I am excited to announce that we are relocating the Von Lintel Gallery again. If there is one thing I have learned from this life altering pandemic, it is that online is great, but seeing work in person is so much more rewarding.
In this covid/post-covid environment I want to make sure that whoever wants to visit the gallery and our exhibitions can do so in the easiest and safest way possible.
I am relocating the gallery from DTLA to the historic Bergamot Art Center in Santa Monica, where access by car or train is so easy and parking is abundant. The gallery will be located in Unit A-7, directly opposite from my good friend Rose Soshana, the brilliant gallerist behind Rose Gallery.
Von Lintel Gallery will first open its doors to the public on May 15th, with its first opening scheduled for Saturday, the 22nd of May, 2021 from Noon to 7pm.

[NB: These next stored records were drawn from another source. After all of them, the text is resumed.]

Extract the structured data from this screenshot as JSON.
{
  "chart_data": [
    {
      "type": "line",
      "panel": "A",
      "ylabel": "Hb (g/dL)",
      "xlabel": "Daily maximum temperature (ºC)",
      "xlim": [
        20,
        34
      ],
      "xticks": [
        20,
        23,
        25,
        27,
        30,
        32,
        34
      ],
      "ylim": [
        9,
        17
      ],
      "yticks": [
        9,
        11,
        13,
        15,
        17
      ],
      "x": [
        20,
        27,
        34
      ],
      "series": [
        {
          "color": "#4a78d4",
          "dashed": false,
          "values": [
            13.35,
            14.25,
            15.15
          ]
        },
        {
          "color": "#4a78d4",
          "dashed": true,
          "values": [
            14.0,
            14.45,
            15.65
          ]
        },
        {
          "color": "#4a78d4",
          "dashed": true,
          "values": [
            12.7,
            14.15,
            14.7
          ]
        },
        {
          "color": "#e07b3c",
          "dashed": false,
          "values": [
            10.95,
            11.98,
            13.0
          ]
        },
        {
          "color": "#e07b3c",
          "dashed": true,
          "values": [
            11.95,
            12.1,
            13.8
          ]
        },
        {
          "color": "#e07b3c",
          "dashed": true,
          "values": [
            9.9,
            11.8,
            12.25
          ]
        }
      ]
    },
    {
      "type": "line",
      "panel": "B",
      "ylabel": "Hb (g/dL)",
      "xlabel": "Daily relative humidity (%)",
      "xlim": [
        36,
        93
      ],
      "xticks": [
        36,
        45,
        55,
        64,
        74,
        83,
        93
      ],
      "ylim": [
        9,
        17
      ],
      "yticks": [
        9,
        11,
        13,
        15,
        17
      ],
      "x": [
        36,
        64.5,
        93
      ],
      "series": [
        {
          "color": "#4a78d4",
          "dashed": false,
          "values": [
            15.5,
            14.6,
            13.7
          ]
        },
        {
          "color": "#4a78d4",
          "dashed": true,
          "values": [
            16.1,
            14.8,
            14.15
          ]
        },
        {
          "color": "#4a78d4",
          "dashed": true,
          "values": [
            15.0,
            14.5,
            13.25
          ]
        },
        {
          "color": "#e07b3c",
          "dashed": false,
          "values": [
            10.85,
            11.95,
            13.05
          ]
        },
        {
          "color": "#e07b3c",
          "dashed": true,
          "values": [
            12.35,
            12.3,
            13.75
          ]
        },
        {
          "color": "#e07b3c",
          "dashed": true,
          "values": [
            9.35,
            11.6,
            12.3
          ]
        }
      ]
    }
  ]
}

The opening exhibition will be exciting new work by German photographer Christiane Feser. Feser approaches photography uniquely. She is not content with making a photograph that references a past situation or moment in time. She makes a three dimensional sculptural object and then photographs it, rendering it two dimensional. Feser often prints two copies of the same photograph and cannibalizes one of them to add three dimensionality back to the original flat photograph. It is a very complex process to describe, as each physical intervention is unique, whether it be cutting, folding, puncturing or adding additional material. This is photography taken way beyond pushing the shutter release button to take a picture. Feser’s constant change from material to photograph back to material, due to her meticulous interventions, confronts the viewer with a key question which is: What am I looking at? What is physical and what is a reproduction?
In her new Series ‘Tiefer’ (‘Tiefer’ is German for deeper) Feser concentrates on the various aspects of focus in photography. Focus in images can be interpreted differently, either in terms of sharpness when motion is involved or in depth of field. In these works Feser generated the lack of focus by using transparent paper in both the original photograph as well as physically adding it onto the print itself. The work now seems to point to a space behind the image by suggesting transparency. Feser is hereby once again pushing how she is forcing the viewer to question what they are seeing.
Christiane Feser was born in Würzburg, Germany in 1977. She studied photography at the Offenbach University of Art and Design in Germany. Selected permanent collections include the The Getty Museum, the Solomon R. Guggenheim Museum, the Minneapolis Institute of Art, the Mönchehaus Museum and the DZ Bank Art Collection among others.